"Uma vaga noção de tudo, e um conhecimento de nada."
Charles Dickens (1812 - 1870) - Escritor Inglês

quinta-feira, 3 de outubro de 2013

Sutilezas Literárias # 034 - José Mauro de Vasconcelos

(...)
"E foram os dois, toque-toque-toque. Deu então vontade em Zé Orocó de cantar. Olhe, que fazia muitos anos que não sentia aquele desejo! Abriu o peito, cantando as cantigas de antigamente, quando Rosinha pedia. E todas as canções tinham a canoa no meio.

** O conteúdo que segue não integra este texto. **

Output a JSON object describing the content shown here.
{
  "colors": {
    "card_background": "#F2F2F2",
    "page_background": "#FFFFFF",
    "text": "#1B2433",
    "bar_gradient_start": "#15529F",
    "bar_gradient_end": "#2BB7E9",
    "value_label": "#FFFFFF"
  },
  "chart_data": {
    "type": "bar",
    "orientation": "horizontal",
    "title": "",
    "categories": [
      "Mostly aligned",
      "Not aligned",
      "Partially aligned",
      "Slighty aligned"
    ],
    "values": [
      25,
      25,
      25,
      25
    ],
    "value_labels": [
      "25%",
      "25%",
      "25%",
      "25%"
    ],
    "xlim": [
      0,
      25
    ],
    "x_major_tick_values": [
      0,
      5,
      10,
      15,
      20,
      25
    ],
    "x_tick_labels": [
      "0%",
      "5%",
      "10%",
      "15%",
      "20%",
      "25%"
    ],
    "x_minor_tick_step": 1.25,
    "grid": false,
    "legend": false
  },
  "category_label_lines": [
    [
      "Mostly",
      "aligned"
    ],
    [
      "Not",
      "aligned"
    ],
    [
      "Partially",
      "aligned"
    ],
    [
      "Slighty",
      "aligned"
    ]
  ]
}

"Enquanto o tempo não voa,
Rosinha, minha canoa,
Que saudades da lagoa
Onde a gente ia pescar..."

Um começo de alegria brotava no seu peito. Agora, quando se lembrasse das coisas, só pensaria em pedaços bonitos.
Foi de tardinha que se deu o grande milagre. Amarrara a eguinha passeadeira e fora fazer fogo. Iria cozinhar mais um pedaço de carne no espeto para comer com farinha. A eguinha mastigava o capim verde e tenro.
A tarde descia naquela mania de nunca ter pressa, na sábia compreensão da natureza. Zé Orocó sentou-se no chão, depois se deitou no capim. Apanhou um brotinho e ficou mastigando. "Sofrê" fazia ninho num pé de cagaia. Jaó dava pios de tristeza por todo canto.
— Que bom, não? Deu um pulo porque ouvia voz e não dissera nada.
— Que espanto é esse? Não podia crer; a eguinha estava falando.
— Você também? Eu, não, você...
Aí Zé Orocó riu. Mas riu com vontade, com aquela vontade reprimida durante tantos anos.
Parou, desconfiado ainda.
— Então, você também fala? Que bom! Aproximou-se mais do animal. O coração rebentava de alegria. Tudo voltava de novo. Poderia acreditar em Calamantã, em Urupianga. Estava livre. Livre para ver beleza, desde um zumbido de irapuã até ao nascimento de uma folhazinha. O céu voltara a ter todas as estrelas e o vento aquela carícia de mão. Até os cabelos brancos voltariam a ter beleza.
— Graças a Deus que sou louco de novo. Obrigado, Chico!
Então não se conteve. Apertou a cabeça da eguinha contra o peito.
— Você é um amor, sabe?
— Eu é que digo isso de você, Zé Orocó.
— Sabe até do meu nome, hem?
— Os passarinhos me contaram. Eu estava doida pra você me comprar.
— Verdade?
— Juro!
— Então você gosta de viajar?
— É só disso que gosto. Amanhã a gente vai sair cedo, não? A gente vai conhecer cada coisa bonita, não é?
— Se vai... Vamos estirar mais ainda esse Brasil, ver Norte, Sul, Leste e Oeste. Se puder, conhecer até o mar.
— Puxa! Que beleza! Só tem uma coisa que quero saber.
— Que foi?
— Você vai me dar um nome, não?
— Precisa?
Afastou-se da eguinha e olhou o bichinho nos olhos. Na última réstea de luz que antecede a noite ele divisou os risquinhos dos olhos dela. Mas não eram os risquinhos que divisava. Podia jurar, pelo mais sagrado, que não era. Estava vendo eram duas Rosinhas deslizando num rio calmo e distante. Teve uma ideia.
— Você gosta do nome de Rosinha?
— Não pode ter nome mais bonito!... Zé Orocó engoliu em seco e era a última vez que faria isso.
— Então você vai se chamar Rosinha! E estreitando mais a cabeça da eguinha
contra o peito que se renovava, esmagou ali brandamente um mundo de ternuras.
— Você vai ser ROSINHA, MEU AMOR."

José Mauro de Vasconcelos, em "Rosinha, Minha Canoa".